Although the presence of chlorogenic acid itself has rarely been reported in barley grains [54], HCAs, and ferulic acid in particular, are generally found as insoluble forms in various glucidic fractions of the cell wall. These compounds have not been reported in fleshy fruits but exist in Graminaeae and some other plants from which they are easily liberated by chemical or enzymatic hydrolysis. Several reviews on the subject were published in 1999 [6,55], and only a brief summary is given here. Ferulic and p-coumaric acids are bound through an ester linkage to the arabinoxylans or xyloglucans of Gramineae (wheat, maize, barley, rice, etc.), leaves, straw, and grain (bran and aleurone layer). A part of ferulic acid also exists as dehydrodimers (Fig. 2) (e.g., in grasses, cereals, Chinese water chestnut, sugar beet, carrot), which cross-link and strengthen the wall [56–58], and a small amount of ferulic acid is also found in the cell walls of the thick cuticle of fleshy scales of onions [21]. In some dicotyledons (e.g., sugar beet, spinach, beans) ferulic and p-coumaric acid are also bound to the galactose or arabinose residues of pectins [4,59].

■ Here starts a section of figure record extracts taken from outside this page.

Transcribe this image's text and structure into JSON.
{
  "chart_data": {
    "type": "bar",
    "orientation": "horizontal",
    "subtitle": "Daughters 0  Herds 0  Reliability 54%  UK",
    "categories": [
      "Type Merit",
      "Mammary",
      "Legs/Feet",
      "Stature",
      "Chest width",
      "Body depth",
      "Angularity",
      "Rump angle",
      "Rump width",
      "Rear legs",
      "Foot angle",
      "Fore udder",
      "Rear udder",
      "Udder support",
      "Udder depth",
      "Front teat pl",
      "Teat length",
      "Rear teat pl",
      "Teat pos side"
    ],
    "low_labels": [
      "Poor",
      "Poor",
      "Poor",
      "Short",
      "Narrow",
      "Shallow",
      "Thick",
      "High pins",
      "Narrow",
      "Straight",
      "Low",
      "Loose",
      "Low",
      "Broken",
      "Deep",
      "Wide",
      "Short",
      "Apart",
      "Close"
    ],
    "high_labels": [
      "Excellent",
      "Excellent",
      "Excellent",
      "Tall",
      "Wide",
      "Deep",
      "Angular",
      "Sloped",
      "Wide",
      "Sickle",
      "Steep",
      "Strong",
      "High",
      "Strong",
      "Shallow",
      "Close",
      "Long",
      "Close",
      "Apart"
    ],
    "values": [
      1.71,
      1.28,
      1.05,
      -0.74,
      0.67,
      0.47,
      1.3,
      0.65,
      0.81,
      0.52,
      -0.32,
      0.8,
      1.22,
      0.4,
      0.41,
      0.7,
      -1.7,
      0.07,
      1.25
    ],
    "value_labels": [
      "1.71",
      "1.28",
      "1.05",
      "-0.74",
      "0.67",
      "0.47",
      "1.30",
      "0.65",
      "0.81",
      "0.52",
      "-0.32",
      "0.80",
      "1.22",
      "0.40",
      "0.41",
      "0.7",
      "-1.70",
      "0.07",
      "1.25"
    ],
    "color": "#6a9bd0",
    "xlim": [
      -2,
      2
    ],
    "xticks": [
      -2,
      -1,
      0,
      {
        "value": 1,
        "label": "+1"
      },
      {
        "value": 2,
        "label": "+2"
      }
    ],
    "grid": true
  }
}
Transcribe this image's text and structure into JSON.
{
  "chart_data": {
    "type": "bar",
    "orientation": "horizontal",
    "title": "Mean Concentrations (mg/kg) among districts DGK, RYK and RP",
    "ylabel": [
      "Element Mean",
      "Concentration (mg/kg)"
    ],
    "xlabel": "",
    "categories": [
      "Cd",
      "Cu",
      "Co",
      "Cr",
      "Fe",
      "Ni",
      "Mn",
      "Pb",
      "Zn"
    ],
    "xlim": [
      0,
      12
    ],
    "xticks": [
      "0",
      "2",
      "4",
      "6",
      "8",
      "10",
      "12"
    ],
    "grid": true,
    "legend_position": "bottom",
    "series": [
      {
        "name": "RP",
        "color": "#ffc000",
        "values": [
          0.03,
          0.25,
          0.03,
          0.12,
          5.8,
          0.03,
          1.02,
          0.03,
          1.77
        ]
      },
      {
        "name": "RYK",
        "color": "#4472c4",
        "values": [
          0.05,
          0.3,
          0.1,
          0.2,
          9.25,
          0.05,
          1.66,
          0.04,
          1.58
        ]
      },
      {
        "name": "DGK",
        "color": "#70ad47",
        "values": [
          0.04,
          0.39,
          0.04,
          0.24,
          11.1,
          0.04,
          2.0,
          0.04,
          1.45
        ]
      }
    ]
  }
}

Apolar esters of sterols and stanols with ferulic or p-coumaric acids have been reported in corn bran and other cereals [60]. Furthermore, oats contain numerous caffeic and ferulic esters of glycerol, long-chain alkanols, and xhydroxyacids, in addition to avenanthramides (esters of anthranilic acid with either p-coumaric, caffeic, or ferulic acids) [61].

Suberized potato includes long-chain fatty acids and phenolic derivatives [62]. Furthermore, in addition to the HCA esters of p-coumaric acid, a significant number of ligninlike monolignol structures exist within suberin [63].